Question

A tree stands vertically on a hill side which makes an angle of ${15}^{\circ }$with the horizontal. From a point on the ground 35 m down the hill from the base of tree, the angle of elevation of the top of tree is ${60}^{\circ }$. Find the height of the tree.

Answer 1

Let PAQ be the hill, AB be the tree and PCX be the horizontal. Let P be the point of observation.

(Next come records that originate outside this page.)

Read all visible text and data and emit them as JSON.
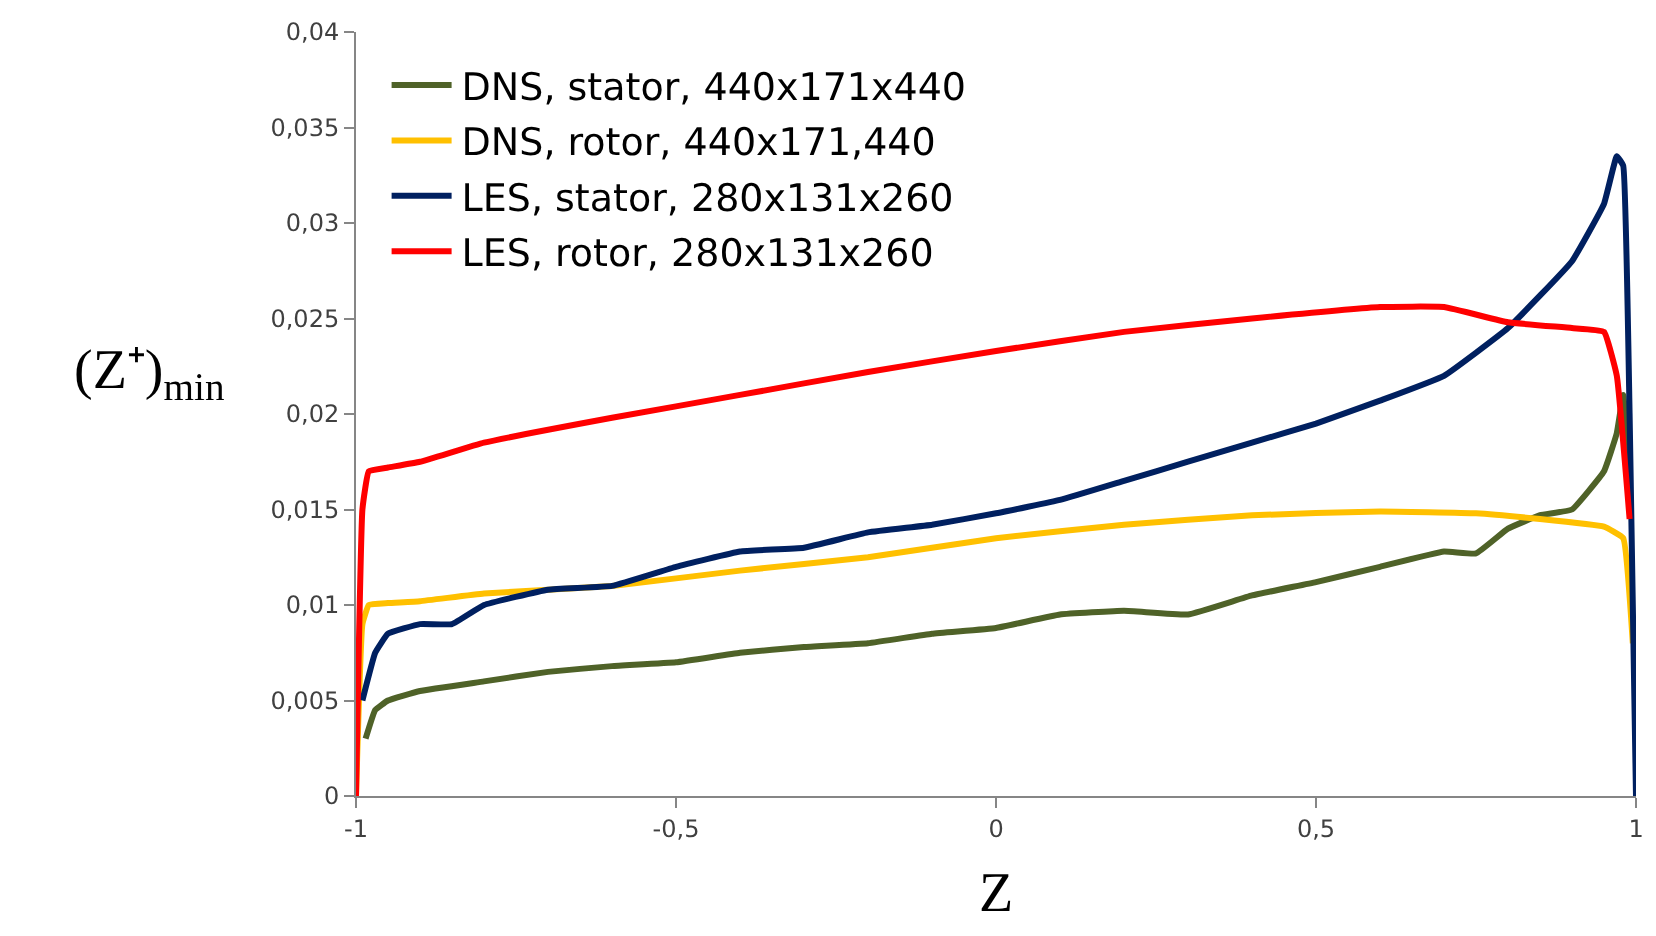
{
  "chart_data": {
    "type": "line",
    "xlabel": "Z",
    "ylabel": "(Z⁺)$_{min}$",
    "xlim": [
      -1,
      1
    ],
    "xticks": [
      {
        "value": -1,
        "label": "-1"
      },
      {
        "value": -0.5,
        "label": "-0,5"
      },
      {
        "value": 0,
        "label": "0"
      },
      {
        "value": 0.5,
        "label": "0,5"
      },
      {
        "value": 1,
        "label": "1"
      }
    ],
    "ylim": [
      0,
      0.04
    ],
    "yticks": [
      {
        "value": 0,
        "label": "0"
      },
      {
        "value": 0.005,
        "label": "0,005"
      },
      {
        "value": 0.01,
        "label": "0,01"
      },
      {
        "value": 0.015,
        "label": "0,015"
      },
      {
        "value": 0.02,
        "label": "0,02"
      },
      {
        "value": 0.025,
        "label": "0,025"
      },
      {
        "value": 0.03,
        "label": "0,03"
      },
      {
        "value": 0.035,
        "label": "0,035"
      },
      {
        "value": 0.04,
        "label": "0,04"
      }
    ],
    "legend": "top left",
    "marker": "none",
    "line_style": "solid",
    "series": [
      {
        "name": "DNS, stator, 440x171x440",
        "color": "#4f6228",
        "x": [
          -0.985,
          -0.97,
          -0.95,
          -0.9,
          -0.8,
          -0.7,
          -0.6,
          -0.5,
          -0.4,
          -0.3,
          -0.2,
          -0.1,
          0,
          0.1,
          0.2,
          0.3,
          0.4,
          0.5,
          0.6,
          0.7,
          0.75,
          0.8,
          0.85,
          0.9,
          0.95,
          0.97,
          0.98,
          0.99
        ],
        "values": [
          0.003,
          0.0045,
          0.005,
          0.0055,
          0.006,
          0.0065,
          0.0068,
          0.007,
          0.0075,
          0.0078,
          0.008,
          0.0085,
          0.0088,
          0.0095,
          0.0097,
          0.0095,
          0.0105,
          0.0112,
          0.012,
          0.0128,
          0.0127,
          0.014,
          0.0147,
          0.015,
          0.017,
          0.019,
          0.021,
          0.016
        ]
      },
      {
        "name": "DNS, rotor, 440x171,440",
        "color": "#ffc000",
        "x": [
          -1,
          -0.99,
          -0.98,
          -0.95,
          -0.9,
          -0.8,
          -0.6,
          -0.4,
          -0.2,
          0,
          0.2,
          0.4,
          0.6,
          0.75,
          0.85,
          0.95,
          0.98,
          0.995
        ],
        "values": [
          0,
          0.009,
          0.01,
          0.0101,
          0.0102,
          0.0106,
          0.011,
          0.0118,
          0.0125,
          0.0135,
          0.0142,
          0.0147,
          0.0149,
          0.0148,
          0.0145,
          0.0141,
          0.0135,
          0.008
        ]
      },
      {
        "name": "LES, stator, 280x131x260",
        "color": "#002060",
        "x": [
          -0.99,
          -0.97,
          -0.95,
          -0.9,
          -0.85,
          -0.8,
          -0.7,
          -0.6,
          -0.5,
          -0.4,
          -0.3,
          -0.2,
          -0.1,
          0,
          0.1,
          0.2,
          0.3,
          0.4,
          0.5,
          0.6,
          0.7,
          0.8,
          0.9,
          0.95,
          0.97,
          0.98,
          0.99,
          1
        ],
        "values": [
          0.005,
          0.0075,
          0.0085,
          0.009,
          0.009,
          0.01,
          0.0108,
          0.011,
          0.012,
          0.0128,
          0.013,
          0.0138,
          0.0142,
          0.0148,
          0.0155,
          0.0165,
          0.0175,
          0.0185,
          0.0195,
          0.0207,
          0.022,
          0.0245,
          0.028,
          0.031,
          0.0335,
          0.033,
          0.02,
          0
        ]
      },
      {
        "name": "LES, rotor, 280x131x260",
        "color": "#ff0000",
        "x": [
          -1,
          -0.99,
          -0.98,
          -0.95,
          -0.9,
          -0.8,
          -0.6,
          -0.4,
          -0.2,
          0,
          0.2,
          0.4,
          0.6,
          0.7,
          0.8,
          0.9,
          0.95,
          0.97,
          0.99
        ],
        "values": [
          0,
          0.015,
          0.017,
          0.0172,
          0.0175,
          0.0185,
          0.0198,
          0.021,
          0.0222,
          0.0233,
          0.0243,
          0.025,
          0.0256,
          0.0256,
          0.0248,
          0.0245,
          0.0243,
          0.022,
          0.0145
        ]
      }
    ]
  }
}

Produce BA to meet PX at C.

Let AB = h metres.

Then, $\angle XPA={15}^{\circ },PA=35m,$

$\angle CPB={60}^{\circ }and\angle PCA={90}^{\circ }.$

$\therefore \angle APB=({60}^{\circ }-{15}^{\circ })={45}^{\circ }.$

$In\Delta PAC,\angle PAC={180}^{\circ }-({15}^{\circ }+{90}^{\circ })={75}^{\circ }$

$\therefore \angle PAB=({180}^{\circ }-75)={105}^{\circ }$

And, $\angle PBA={180}^{\circ }-({45}^{\circ }+{105}^{\circ })={30}^{\circ }.$

Applying sine rule on $\Delta PAB,$ we get

$\frac{PA}{sin\angle PBA}=\frac{AB}{sin\angle APB}=\frac{35}{sin{30}^{\circ }}=\frac{H}{sin{45}^{\circ }}$

$\therefore 35\times 2=H\times \sqrt{2}\Rightarrow H=35\sqrt{2}m.$

Hence, the height of the trww is $35\sqrt{2}$m.